Problem Set 7

Assigned: Nov. 13
Due: Nov. 20

Suppose that you have the same random variables as in Problem Set 6.

Random Variables:

M: Did the two individuals ever meet, and what was the outcome?
Three possible values: 1=met and liked; 2=met and disliked; 3=never met.
C: Did the two individuals correspond?
Values: T or F.
R: Did the two publish reviews/criticisms of one another's work?
Values: 1=positive reviews; 2=negative reviews; 3=no reviews.
A: How close were the people in age?
Values: 1=less than 10 years apart; 2=at least 10 years apart.
D: How near one another did the people live?
Values: 1=same country; 2=different countries.

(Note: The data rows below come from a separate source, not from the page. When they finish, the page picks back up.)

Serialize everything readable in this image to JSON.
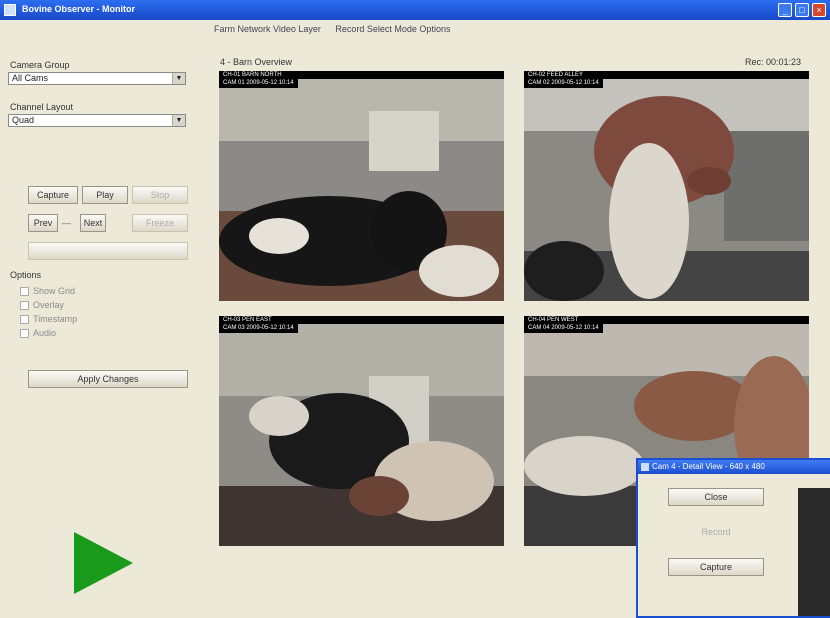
{
  "window": {
    "title": "Bovine Observer - Monitor",
    "minimize": "_",
    "maximize": "□",
    "close": "×"
  },
  "menu": {
    "items": [
      "Farm Network Video Layer",
      "Record Select Mode Options"
    ]
  },
  "sidebar": {
    "camera_group_label": "Camera Group",
    "camera_group_value": "All Cams",
    "channel_layout_label": "Channel Layout",
    "channel_layout_value": "Quad",
    "row1_buttons": [
      "Capture",
      "Play",
      "Stop"
    ],
    "row2_left": "Prev",
    "row2_mid": "Next",
    "row2_right": "Freeze",
    "options_label": "Options",
    "options": [
      "Show Grid",
      "Overlay",
      "Timestamp",
      "Audio"
    ],
    "apply_button": "Apply Changes"
  },
  "panel": {
    "title": "4 - Barn Overview",
    "right_info": "Rec: 00:01:23"
  },
  "cameras": [
    {
      "label": "CH-01 BARN NORTH",
      "stamp": "CAM 01  2009-05-12 10:14"
    },
    {
      "label": "CH-02 FEED ALLEY",
      "stamp": "CAM 02  2009-05-12 10:14"
    },
    {
      "label": "CH-03 PEN EAST",
      "stamp": "CAM 03  2009-05-12 10:14"
    },
    {
      "label": "CH-04 PEN WEST",
      "stamp": "CAM 04  2009-05-12 10:14"
    }
  ],
  "dialog": {
    "title": "Cam 4 - Detail View - 640 x 480",
    "ok": "Close",
    "mid": "Record",
    "cancel": "Capture"
  },
  "colors": {
    "titlebar": "#1c4ed0",
    "play": "#1a9a1a",
    "background": "#ece9d8"
  }
}
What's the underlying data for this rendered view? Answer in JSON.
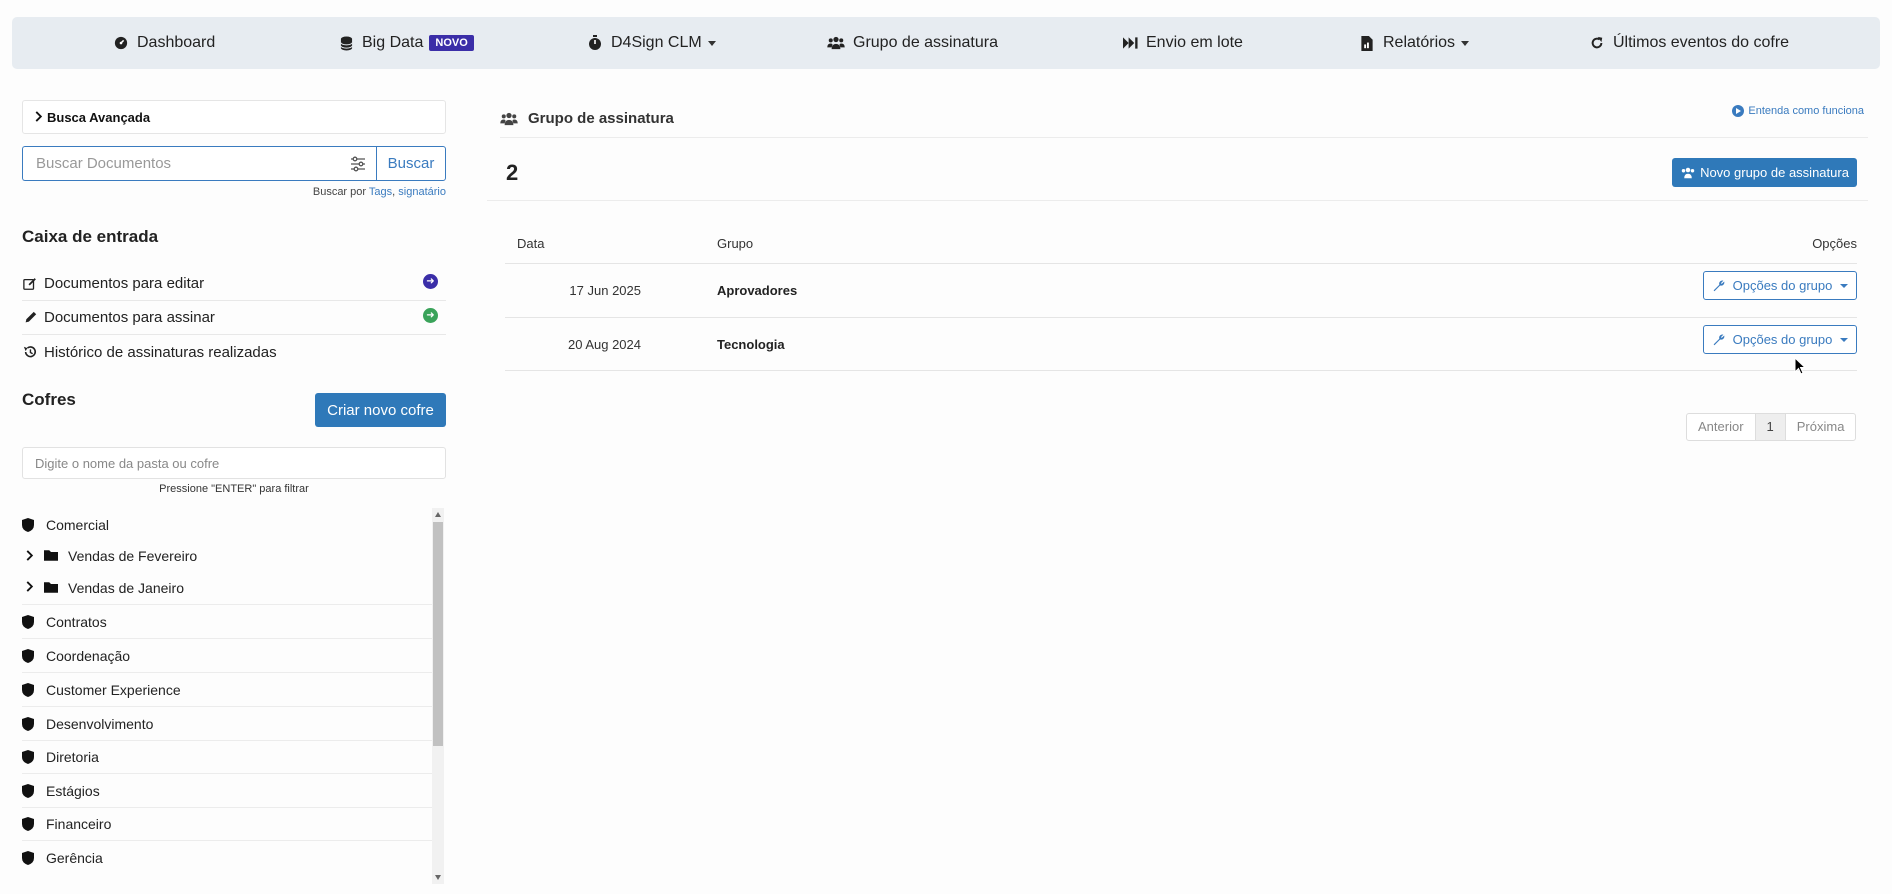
{
  "navbar": {
    "items": [
      {
        "label": "Dashboard",
        "icon": "dashboard-icon"
      },
      {
        "label": "Big Data",
        "icon": "database-icon",
        "badge": "NOVO"
      },
      {
        "label": "D4Sign CLM",
        "icon": "stopwatch-icon",
        "dropdown": true
      },
      {
        "label": "Grupo de assinatura",
        "icon": "users-icon"
      },
      {
        "label": "Envio em lote",
        "icon": "fast-forward-icon"
      },
      {
        "label": "Relatórios",
        "icon": "file-report-icon",
        "dropdown": true
      },
      {
        "label": "Últimos eventos do cofre",
        "icon": "refresh-icon"
      }
    ]
  },
  "sidebar": {
    "busca_avancada": "Busca Avançada",
    "search_placeholder": "Buscar Documentos",
    "search_button": "Buscar",
    "search_hint_prefix": "Buscar por ",
    "search_hint_tags": "Tags",
    "search_hint_sep": ", ",
    "search_hint_signatario": "signatário",
    "inbox_title": "Caixa de entrada",
    "inbox_items": [
      {
        "label": "Documentos para editar"
      },
      {
        "label": "Documentos para assinar"
      },
      {
        "label": "Histórico de assinaturas realizadas"
      }
    ],
    "cofres_title": "Cofres",
    "criar_cofre": "Criar novo cofre",
    "pasta_placeholder": "Digite o nome da pasta ou cofre",
    "pasta_hint": "Pressione \"ENTER\" para filtrar",
    "cofres": [
      {
        "label": "Comercial"
      },
      {
        "label": "Vendas de Fevereiro"
      },
      {
        "label": "Vendas de Janeiro"
      },
      {
        "label": "Contratos"
      },
      {
        "label": "Coordenação"
      },
      {
        "label": "Customer Experience"
      },
      {
        "label": "Desenvolvimento"
      },
      {
        "label": "Diretoria"
      },
      {
        "label": "Estágios"
      },
      {
        "label": "Financeiro"
      },
      {
        "label": "Gerência"
      }
    ]
  },
  "main": {
    "title": "Grupo de assinatura",
    "help_link": "Entenda como funciona",
    "count": "2",
    "new_button": "Novo grupo de assinatura",
    "table": {
      "headers": {
        "date": "Data",
        "group": "Grupo",
        "options": "Opções"
      },
      "rows": [
        {
          "date": "17 Jun 2025",
          "group": "Aprovadores",
          "options": "Opções do grupo"
        },
        {
          "date": "20 Aug 2024",
          "group": "Tecnologia",
          "options": "Opções do grupo"
        }
      ]
    },
    "pagination": {
      "prev": "Anterior",
      "current": "1",
      "next": "Próxima"
    }
  },
  "colors": {
    "primary": "#2f79b9",
    "badge": "#3b2ea8",
    "navbar_bg": "#e7ecf1",
    "edit_dot": "#3b2ea8",
    "sign_dot": "#3aa35a"
  }
}
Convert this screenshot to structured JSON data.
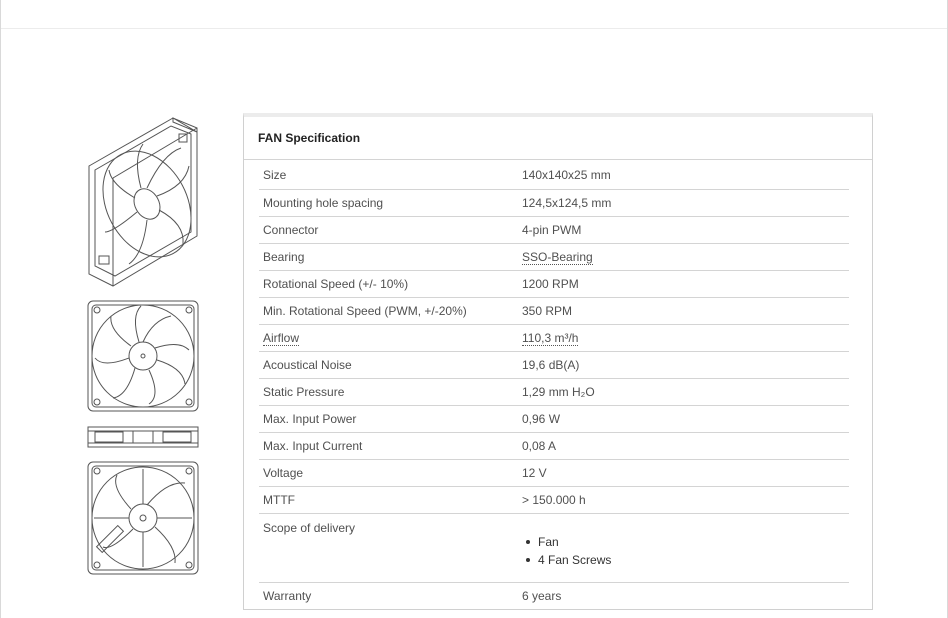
{
  "panel": {
    "title": "FAN Specification"
  },
  "images": {
    "iso": "fan-isometric-drawing",
    "front": "fan-front-drawing",
    "side": "fan-side-drawing",
    "back": "fan-back-drawing"
  },
  "specs": [
    {
      "label": "Size",
      "value": "140x140x25 mm"
    },
    {
      "label": "Mounting hole spacing",
      "value": "124,5x124,5 mm"
    },
    {
      "label": "Connector",
      "value": "4-pin PWM"
    },
    {
      "label": "Bearing",
      "value": "SSO-Bearing"
    },
    {
      "label": "Rotational Speed (+/- 10%)",
      "value": "1200 RPM"
    },
    {
      "label": "Min. Rotational Speed (PWM, +/-20%)",
      "value": "350 RPM"
    },
    {
      "label": "Airflow",
      "value": "110,3 m³/h"
    },
    {
      "label": "Acoustical Noise",
      "value": "19,6 dB(A)"
    },
    {
      "label": "Static Pressure",
      "value": "1,29 mm H₂O"
    },
    {
      "label": "Max. Input Power",
      "value": "0,96 W"
    },
    {
      "label": "Max. Input Current",
      "value": "0,08 A"
    },
    {
      "label": "Voltage",
      "value": "12 V"
    },
    {
      "label": "MTTF",
      "value": "> 150.000 h"
    }
  ],
  "scope": {
    "label": "Scope of delivery",
    "items": [
      "Fan",
      "4 Fan Screws"
    ]
  },
  "warranty": {
    "label": "Warranty",
    "value": "6 years"
  }
}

Suppose that you are trying to carry out classification learning where M is the classification attribute and the rest are predictive attributes. You are given the following data set:

ID A D C R M Number of instances
1. 1 2 T 1 2 8
2. 1 2 T 1 3 4
3. 1 2 T 3 2 4
4. 1 2 F 2 1 2
5. 1 2 F 3 3 2
6. 2 1 T 1 1 3
7. 2 1 T 1 2 1
8. 2 1 T 1 3 3
9. 2 2 T 1 1 12
10. 2 2 T 2 3 6
11. 2 2 T 3 1 8
12. 2 2 T 3 3 25
13. 2 2 F 1 2 6
14. 2 2 F 1 3 10
15. 2 2 F 2 2 6

Problem 1

What is the classifier returned by the 1R algorithm? How does it classify the instance A=1, D=F, C=F, R=1?

Problem 2

How does the nearest neighbors algorithm classify the instance A=1, D=F, C=F, R=1? Assume that, for a data set like this, where there are many instances equidistant from the test example, the nearest neighbors algorithm works by collecting all the instances that are at minimal distance to the new example and having them vote. Assume also that the distance between two instances is equal to the number of predictive attributes where they vary. Note particularly that the distance between R=3 and R=1 is considered the same as the distance between R=2 and R=1.

Problem 3

How does Naive Bayes classify the instance A=1, D=F, C=F, R=1?